Neill was using film to extend the faculties of our communications overlords, the New Zealand Post Office. What does his film tell us about their psychic faculties, back in 1974? Historical context might offer some clues. New Zealand’s first phone call was made in 1878 and all phone services were controlled by the state through the Post Office until 1987. Phones multiplied in the post-war period, from nearly 272,000 in 1950 to a million in 1976. Babies weren’t the only thing booming.
Nineteen seventy-four was a significant year. The voting age was lowered from twenty to eighteen, Waitangi Day became a national holiday, and the term ‘Ma ̄ori’ was extended to include descendants of Ma ̄ori. Their Imperial Majesties the Shahanshah Aryamehr and the Shahbanou of Iran undertook a state visit, Niue voted for self government, and the tenth Commonwealth Games took place in Christchurch. On television, It’s in the Bag was starting its popular run and the thrilling finale of Studio One: New Faces aired. In the midst of all this, Phone strode forward with a message of manifold proportions: for Pete’s sake, could you all just follow this set of rules when using the telephone?
Neither the Post Office nor the National Film Unit would last much longer. In 1987, the Post Office was divided into three state-owned enterprises: Telecom (which took over telecommunications), New Zealand Post, and Postbank. In the 1990s, the Film Unit was sold to TVNZ. It is now owned in some capacity by Sir Peter Jackson, although TVNZ retains rights to many of the films. In 1990, Telecom, too, was privatised.
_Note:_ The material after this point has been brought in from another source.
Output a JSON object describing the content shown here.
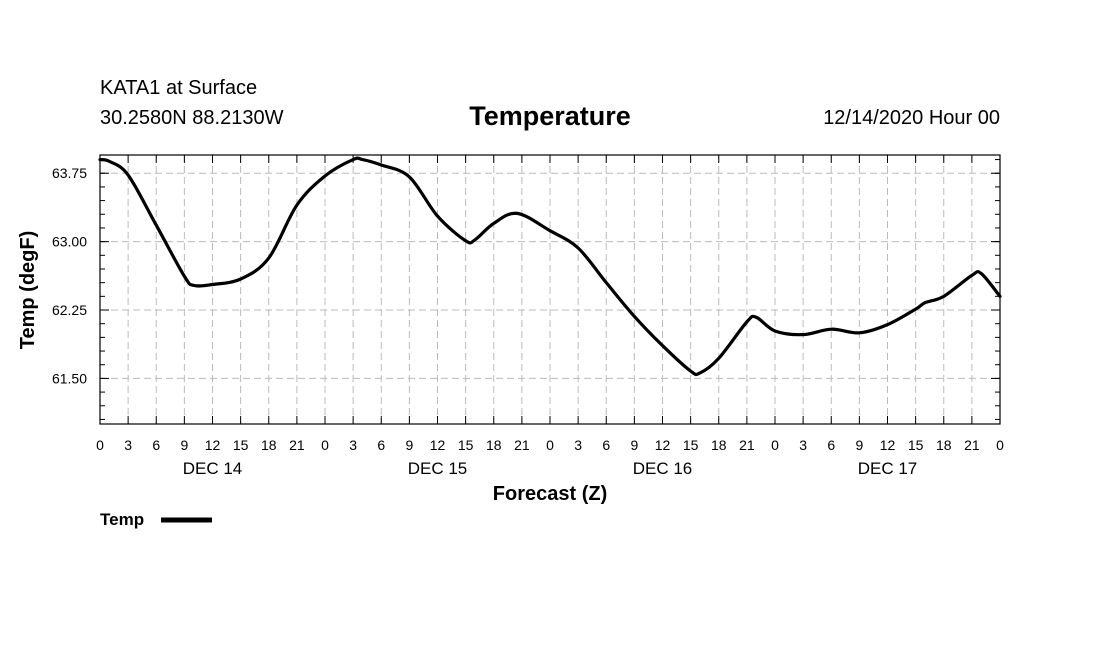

How does the concept of ‘Telephone Etiquette’ translate into today’s communications age? I pondered this on the night of 8 January 2022, standing in an out-of-cell-range estate in the Wairarapa as Elon Musk’s SpaceX Starlink satellite array passed over me. What about TXT Etiquette, Email Etiquette, and Discord/Slack/Teams Etiquette? Facebook Etiquette, Instagram Etiquette, and YouTube Etiquette? Or TikTok, Twitter, Reddit, Tinder, Grindr, Bumble, and Tumblr Etiquette?
Presumably, Phone was targeting employees, engaged to answer phones in a professional manner. But people don’t use their phones like they used to. Phoning people is so different nowadays, with a plethora of communication platforms at our fingertips. When our mobile phones are doing double duty as both work and home lines, Phone’s etiquette rules need to be reexamined.
Its first rule needs modification: Answer promptly … unless you’re worried it’s a spammer, or you’re busy and can’t take the call. Some rules are obsolete: Dial carefully the correct number; Transfer calls properly; Keep the operator informed. Others remain good for any kind of communication: Identify yourself; Speak clearly and concisely; Be courteous and helpful; Always take messages and pass them on; Terminate calls courteously.
Although we have new media at our fingertips, they are still extensions of our psychic or physical faculties. Use them wisely to get your meaning across.